With these and many other technical details resolved, the PSG engagement concluded. At this point, Radley developers had collaborated with PSG to establish all the essential elements of the solution. Together they had:

Finalized the project design to handle the specific challenges posed by iCARaS, demonstrating that the design and the underlying technologies would meet Radley’s requirements. 

Set up a web service that exposes iCARaS data and a good portion of its Synergy logic as OData endpoints.

Configured code generation to simplify future development.

Additionally, Radley developers were able to see first-hand how the new system worked and how they could work with Harmony Core and the new web service to continue development on their own. And with the new web service in place, they were able begin work on a new UI for iCARaS.


The resulting Harmony Core solution placed iCARaS firmly in the modern web technology stack, enabling Radley’s developers to create a new UI for iCARaS using their front-end tools of choice. For this, Radley chose the popular Angular web application framework, along with components from DevExtreme, DevExpress’s JavaScript component suite. Additionally, the nature of Harmony Core and modern web development has facilitated a phased approach to development. Radley continues updating the UI one area at a time, introducing changes to iCARaS in a controlled way that customers see as UI improvements without the disruption of a large rollout. 

Furthermore, Radley’s collaboration with Synergex didn’t end after the initial PSG engagement.
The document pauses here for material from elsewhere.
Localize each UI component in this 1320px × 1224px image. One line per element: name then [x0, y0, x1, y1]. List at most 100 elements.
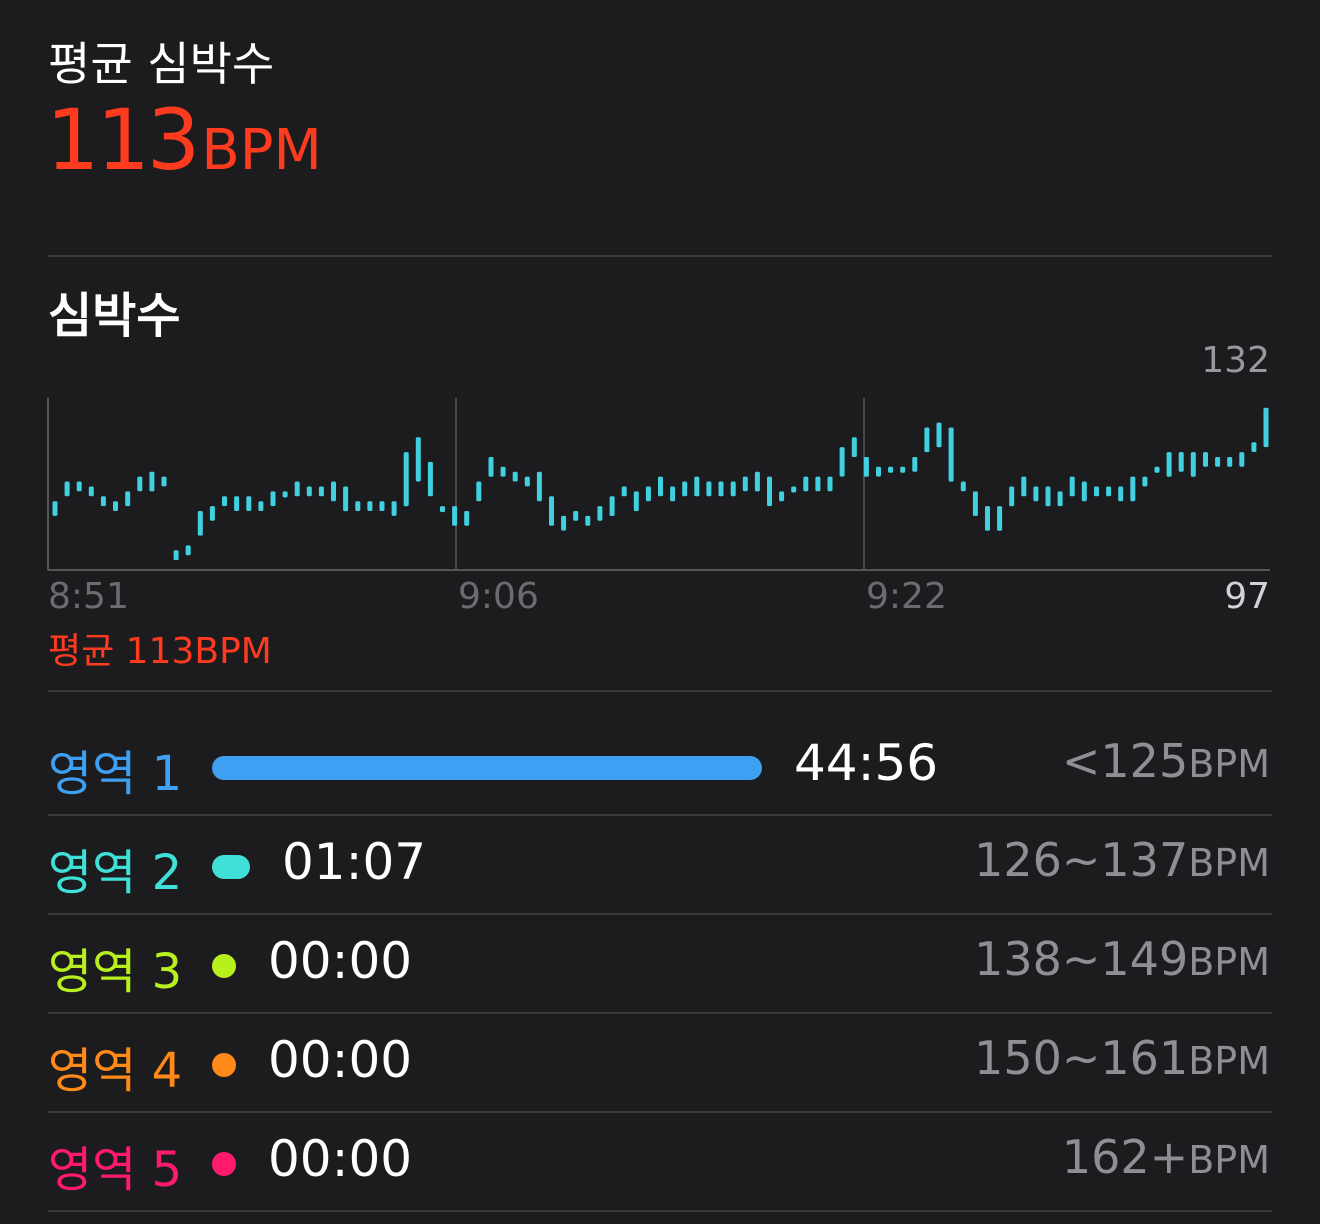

Radley continued bi-weekly calls with PSG, enabling Radley developers to get general advice and assistance with troubleshooting. With these regular check-ins, Synergex was able to validate the approach to ongoing development, help Radley move the project forward, and address any new challenges that came up.

Thanks to Harmony Core and their partnership with Synergex, Radley has been able to leverage two-decade’s worth of investment in iCARaS’s logic by giving it a new UI that’s appealing to customers and by replacing aging web technologies with industry-standard technologies that position iCARaS for future technological changes.

What’s next? Once they finish with iCARaS, Radley plans to use similar solutions for their other two Synergy-based applications: iR*EDi, an EDI product for automating business transactions, and then iSC, a supplier management solution.